Ignoring the rebuff, Scott went with her to the door, catching up his own coat as he did.

 

"Want me to walk you back?" he asked as Anna stepped onto the little porch.

 

"No thanks." Scott lived with Jim. He knew the man had AIDS. Very possibly he helped his old friend and mentor with medications. Scott would have been in a prime position to withdraw blood after giving a shot and keep the syringe for later use. For the first time since she'd met the man, Anna had no desire to be alone with him in the dark.

 

"Let me walk you.

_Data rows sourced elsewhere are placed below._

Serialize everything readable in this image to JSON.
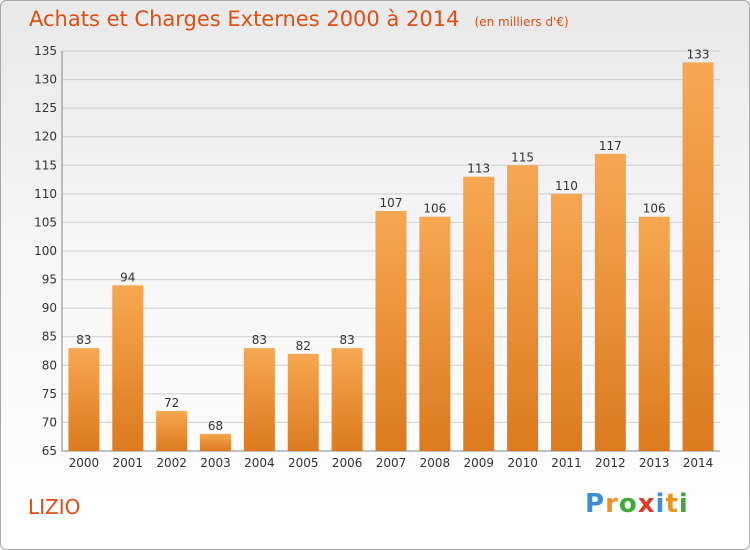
{
  "header": {
    "title": "Achats et Charges Externes 2000 à 2014",
    "subtitle": "(en milliers d'€)"
  },
  "footer": {
    "commune": "LIZIO",
    "logo_text": "Proxiti"
  },
  "colors": {
    "accent": "#dd4f14",
    "bar_top": "#f7a752",
    "bar_bottom": "#dc7a1e",
    "logo_letters": [
      "#3b8fd9",
      "#e8961e",
      "#41a83c",
      "#d93d2a",
      "#3b8fd9",
      "#e8961e",
      "#41a83c"
    ]
  },
  "chart_data": {
    "type": "bar",
    "categories": [
      "2000",
      "2001",
      "2002",
      "2003",
      "2004",
      "2005",
      "2006",
      "2007",
      "2008",
      "2009",
      "2010",
      "2011",
      "2012",
      "2013",
      "2014"
    ],
    "values": [
      83,
      94,
      72,
      68,
      83,
      82,
      83,
      107,
      106,
      113,
      115,
      110,
      117,
      106,
      133
    ],
    "title": "Achats et Charges Externes 2000 à 2014",
    "subtitle": "(en milliers d'€)",
    "xlabel": "",
    "ylabel": "",
    "ylim": [
      65,
      135
    ],
    "yticks": [
      65,
      70,
      75,
      80,
      85,
      90,
      95,
      100,
      105,
      110,
      115,
      120,
      125,
      130,
      135
    ],
    "grid": true,
    "legend": "none"
  }
}
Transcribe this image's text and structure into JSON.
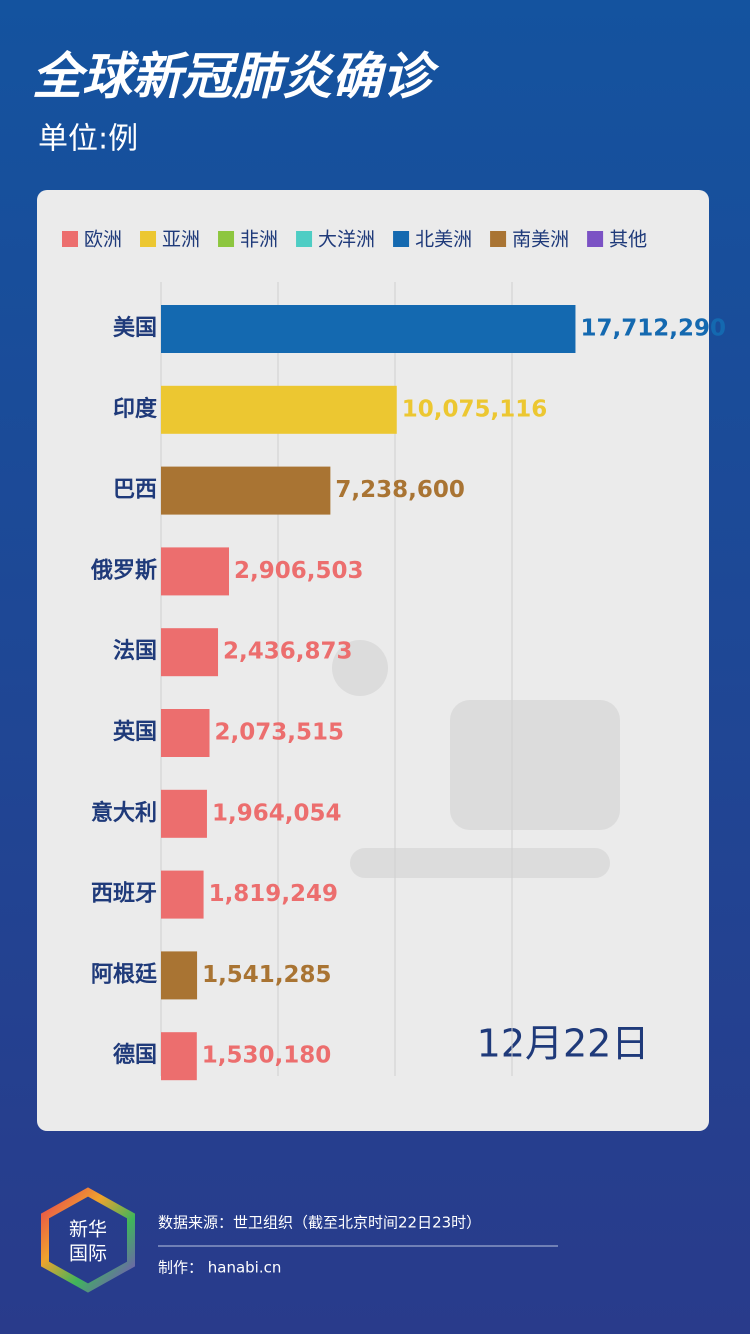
{
  "chart_data": {
    "type": "barh",
    "title": "全球新冠肺炎确诊",
    "subtitle": "单位:例",
    "date_label": "12月22日",
    "legend": [
      {
        "name": "欧洲",
        "color": "#ec6e6e"
      },
      {
        "name": "亚洲",
        "color": "#ecc731"
      },
      {
        "name": "非洲",
        "color": "#8dc63f"
      },
      {
        "name": "大洋洲",
        "color": "#4ecdc4"
      },
      {
        "name": "北美洲",
        "color": "#1469b0"
      },
      {
        "name": "南美洲",
        "color": "#a97433"
      },
      {
        "name": "其他",
        "color": "#7b52c4"
      }
    ],
    "categories": [
      "美国",
      "印度",
      "巴西",
      "俄罗斯",
      "法国",
      "英国",
      "意大利",
      "西班牙",
      "阿根廷",
      "德国"
    ],
    "values": [
      17712290,
      10075116,
      7238600,
      2906503,
      2436873,
      2073515,
      1964054,
      1819249,
      1541285,
      1530180
    ],
    "value_labels": [
      "17,712,290",
      "10,075,116",
      "7,238,600",
      "2,906,503",
      "2,436,873",
      "2,073,515",
      "1,964,054",
      "1,819,249",
      "1,541,285",
      "1,530,180"
    ],
    "colors": [
      "#1469b0",
      "#ecc731",
      "#a97433",
      "#ec6e6e",
      "#ec6e6e",
      "#ec6e6e",
      "#ec6e6e",
      "#ec6e6e",
      "#a97433",
      "#ec6e6e"
    ],
    "xlim": [
      0,
      20000000
    ],
    "xticks": [
      0,
      5000000,
      10000000,
      15000000
    ],
    "grid": true
  },
  "footer": {
    "logo_top": "新华",
    "logo_bottom": "国际",
    "source": "数据来源：世卫组织（截至北京时间22日23时）",
    "credit": "制作： hanabi.cn"
  }
}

It's late," he insisted.

 

"No," Anna said, too tired to bother with amenities or kind excuses.

 

"Be careful."

 

She left not knowing whether Scott's parting words were a warning, a banality or good wishes.

 

 

CHAPTER 19

 

 

Again Anna eschewed the darkness of the forest path and walked the less prosaic road edging the meadow. Late on a winter night so close to Christmas the park was stunningly quiet. The stillness was so deep Anna sank into it, sank into herself. Blind with a thousand thoughts, she walked, head down, trusting her feet to find their own way.

 

Jim's fury at the suggestion Lonnie had given him the virus, Scott's insistence that the chef was careful-overcareful, to the point of obsession-not to spread his disease had rung true. Jim had not been the one to booby-trap her coat sleeve, but there was little doubt that his blood had been used. Both he and Scott had seemed to accept that. That left only Scott, the man who lived with him, helped him with his medications, gave him shots.

 

Anna took her time with that thought, making sure she wasn't fooling herself because she was attracted to him. Crushes, lust, pheromones-whatever the mechanics that kicked in to insure the continuation of the species-clouded judgment. Since she had known Scott, she had spent too much time with him in her mind. It was hard to know how many gray cells had been rearranged.